When published in 2011, the National Plan for Music Education (NPME) was revolutionary – no other art form has a national plan, and none of the other nations of the UK have one (it is England only).
It runs until this year and the Department for Education (DfE) is currently consulting on a ‘refresh’. This is not a new version, and many of the questions are closed, i.e. wide debate is not encouraged: DfE is hoping to tick the ‘consultation done’ box without engaging in too much searching reflection.
Nonetheless, please respond to the consultation, if for no other reason than to make it clear to policymakers how much music and music education matter to everyone in the UK.
... many of our members tell us time and again, having experienced the joy of lifelong musical involvement themselves, that they worry the next generation may not have the same opportunities.
The original plan covers young people aged 5-18; there is a consensus in the music education sector that birth to 25 would be more appropriate.
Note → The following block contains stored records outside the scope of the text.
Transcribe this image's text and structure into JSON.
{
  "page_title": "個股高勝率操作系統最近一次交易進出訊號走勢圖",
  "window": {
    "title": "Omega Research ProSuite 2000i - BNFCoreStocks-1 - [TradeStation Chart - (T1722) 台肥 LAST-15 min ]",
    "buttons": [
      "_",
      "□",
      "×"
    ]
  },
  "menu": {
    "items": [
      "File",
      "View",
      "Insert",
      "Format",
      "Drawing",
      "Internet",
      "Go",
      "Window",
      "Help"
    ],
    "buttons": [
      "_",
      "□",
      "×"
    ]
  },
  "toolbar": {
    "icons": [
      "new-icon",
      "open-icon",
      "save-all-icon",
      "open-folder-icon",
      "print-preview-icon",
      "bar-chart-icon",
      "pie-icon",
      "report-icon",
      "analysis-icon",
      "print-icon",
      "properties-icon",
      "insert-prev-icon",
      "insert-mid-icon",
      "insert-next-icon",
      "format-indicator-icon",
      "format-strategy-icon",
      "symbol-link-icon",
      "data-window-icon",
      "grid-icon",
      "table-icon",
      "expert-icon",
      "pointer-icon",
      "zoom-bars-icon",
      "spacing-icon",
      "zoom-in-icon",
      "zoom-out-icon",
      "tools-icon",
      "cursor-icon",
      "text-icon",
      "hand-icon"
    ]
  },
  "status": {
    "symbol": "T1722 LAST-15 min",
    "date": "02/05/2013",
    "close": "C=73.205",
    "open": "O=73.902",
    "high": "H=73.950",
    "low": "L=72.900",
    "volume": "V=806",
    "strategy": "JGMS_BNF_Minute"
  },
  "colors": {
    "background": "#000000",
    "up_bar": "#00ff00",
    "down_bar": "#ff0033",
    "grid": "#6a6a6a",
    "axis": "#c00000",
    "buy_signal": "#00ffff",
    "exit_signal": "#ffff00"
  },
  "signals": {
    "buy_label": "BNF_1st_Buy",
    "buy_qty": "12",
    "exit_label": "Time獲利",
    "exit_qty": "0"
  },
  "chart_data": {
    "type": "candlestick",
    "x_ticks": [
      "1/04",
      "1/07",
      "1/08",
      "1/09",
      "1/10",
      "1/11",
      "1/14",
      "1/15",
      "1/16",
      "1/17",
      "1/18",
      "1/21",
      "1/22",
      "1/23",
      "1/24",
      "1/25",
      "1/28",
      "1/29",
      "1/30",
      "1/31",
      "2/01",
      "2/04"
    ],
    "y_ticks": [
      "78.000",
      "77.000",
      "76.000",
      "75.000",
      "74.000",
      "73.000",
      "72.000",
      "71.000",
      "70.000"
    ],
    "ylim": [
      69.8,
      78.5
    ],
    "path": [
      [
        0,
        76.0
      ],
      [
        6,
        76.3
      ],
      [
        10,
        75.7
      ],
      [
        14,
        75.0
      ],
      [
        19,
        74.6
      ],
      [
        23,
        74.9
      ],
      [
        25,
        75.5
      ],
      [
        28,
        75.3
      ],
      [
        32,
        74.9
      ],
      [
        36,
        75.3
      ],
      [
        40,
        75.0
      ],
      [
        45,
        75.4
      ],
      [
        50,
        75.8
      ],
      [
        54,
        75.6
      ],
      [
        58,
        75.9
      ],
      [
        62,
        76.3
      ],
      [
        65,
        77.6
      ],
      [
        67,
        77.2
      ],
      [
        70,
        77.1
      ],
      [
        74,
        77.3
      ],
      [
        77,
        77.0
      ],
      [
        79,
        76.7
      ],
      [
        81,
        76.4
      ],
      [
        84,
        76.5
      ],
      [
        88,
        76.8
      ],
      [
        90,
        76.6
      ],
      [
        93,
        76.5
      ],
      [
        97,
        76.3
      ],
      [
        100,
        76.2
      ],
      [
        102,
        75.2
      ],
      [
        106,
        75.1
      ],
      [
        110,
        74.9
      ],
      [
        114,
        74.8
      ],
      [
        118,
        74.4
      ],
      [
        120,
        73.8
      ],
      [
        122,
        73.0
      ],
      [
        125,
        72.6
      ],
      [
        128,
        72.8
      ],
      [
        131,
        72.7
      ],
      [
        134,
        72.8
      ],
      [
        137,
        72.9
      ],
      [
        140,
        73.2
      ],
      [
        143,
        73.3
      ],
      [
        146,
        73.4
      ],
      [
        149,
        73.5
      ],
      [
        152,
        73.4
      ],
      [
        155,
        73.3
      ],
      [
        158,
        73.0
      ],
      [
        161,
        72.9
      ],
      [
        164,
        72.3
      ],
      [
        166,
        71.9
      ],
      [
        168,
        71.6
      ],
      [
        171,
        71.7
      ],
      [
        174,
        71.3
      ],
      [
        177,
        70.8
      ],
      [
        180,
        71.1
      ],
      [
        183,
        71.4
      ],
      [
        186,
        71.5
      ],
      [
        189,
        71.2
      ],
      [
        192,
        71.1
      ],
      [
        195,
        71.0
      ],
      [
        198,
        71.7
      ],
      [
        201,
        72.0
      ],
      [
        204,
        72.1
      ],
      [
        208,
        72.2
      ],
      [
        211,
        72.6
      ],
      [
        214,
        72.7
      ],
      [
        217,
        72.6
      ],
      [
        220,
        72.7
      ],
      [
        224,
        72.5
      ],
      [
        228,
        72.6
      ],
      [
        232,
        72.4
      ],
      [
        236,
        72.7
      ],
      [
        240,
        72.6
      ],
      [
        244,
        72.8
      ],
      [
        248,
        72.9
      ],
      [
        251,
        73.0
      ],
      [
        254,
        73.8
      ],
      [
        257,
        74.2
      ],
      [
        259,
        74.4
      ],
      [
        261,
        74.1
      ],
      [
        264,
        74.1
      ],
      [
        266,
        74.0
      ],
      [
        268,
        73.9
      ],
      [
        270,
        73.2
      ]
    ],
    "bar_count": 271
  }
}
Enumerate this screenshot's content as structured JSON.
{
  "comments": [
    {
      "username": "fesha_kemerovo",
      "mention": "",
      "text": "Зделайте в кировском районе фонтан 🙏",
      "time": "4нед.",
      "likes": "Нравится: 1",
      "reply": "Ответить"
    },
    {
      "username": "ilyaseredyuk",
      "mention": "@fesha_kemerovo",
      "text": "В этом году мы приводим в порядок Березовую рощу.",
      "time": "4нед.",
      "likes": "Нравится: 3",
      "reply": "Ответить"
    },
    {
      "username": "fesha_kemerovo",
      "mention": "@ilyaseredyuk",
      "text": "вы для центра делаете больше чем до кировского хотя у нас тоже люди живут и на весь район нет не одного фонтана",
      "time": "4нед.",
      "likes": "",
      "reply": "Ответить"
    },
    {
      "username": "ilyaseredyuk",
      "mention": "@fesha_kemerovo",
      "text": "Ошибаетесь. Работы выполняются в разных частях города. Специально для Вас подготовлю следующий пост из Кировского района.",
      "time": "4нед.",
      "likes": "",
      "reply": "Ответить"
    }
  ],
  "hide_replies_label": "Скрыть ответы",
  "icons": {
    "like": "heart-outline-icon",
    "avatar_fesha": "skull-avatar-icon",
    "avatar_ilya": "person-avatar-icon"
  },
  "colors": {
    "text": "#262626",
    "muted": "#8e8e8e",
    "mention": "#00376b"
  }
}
We would argue, of course, that it should go birth to 99 – and maybe we’ll get there with the next version in 2030.
But meanwhile we should all still care about this plan and the young people it covers: many of our members tell us time and again, having experienced the joy of lifelong musical involvement themselves, that they worry the next generation may not have the same opportunities without access to music education at an early age.
And that access seems increasingly patchy, despite the introduction of music education hubs since 2012, and is most definitely not inclusive of all young people. Improvements, therefore, can surely be put forward, even within the limits of this consultation.
The deadline for submission is Friday 13 March; you can complete the online questionnaire or submit a document via email (which potentially gives you more freedom to comment). If you do the online questionnaire, we suggest you use any comment box to the maximum, in order to get the points across which concern you and which may not otherwise naturally arise from the very specific questions.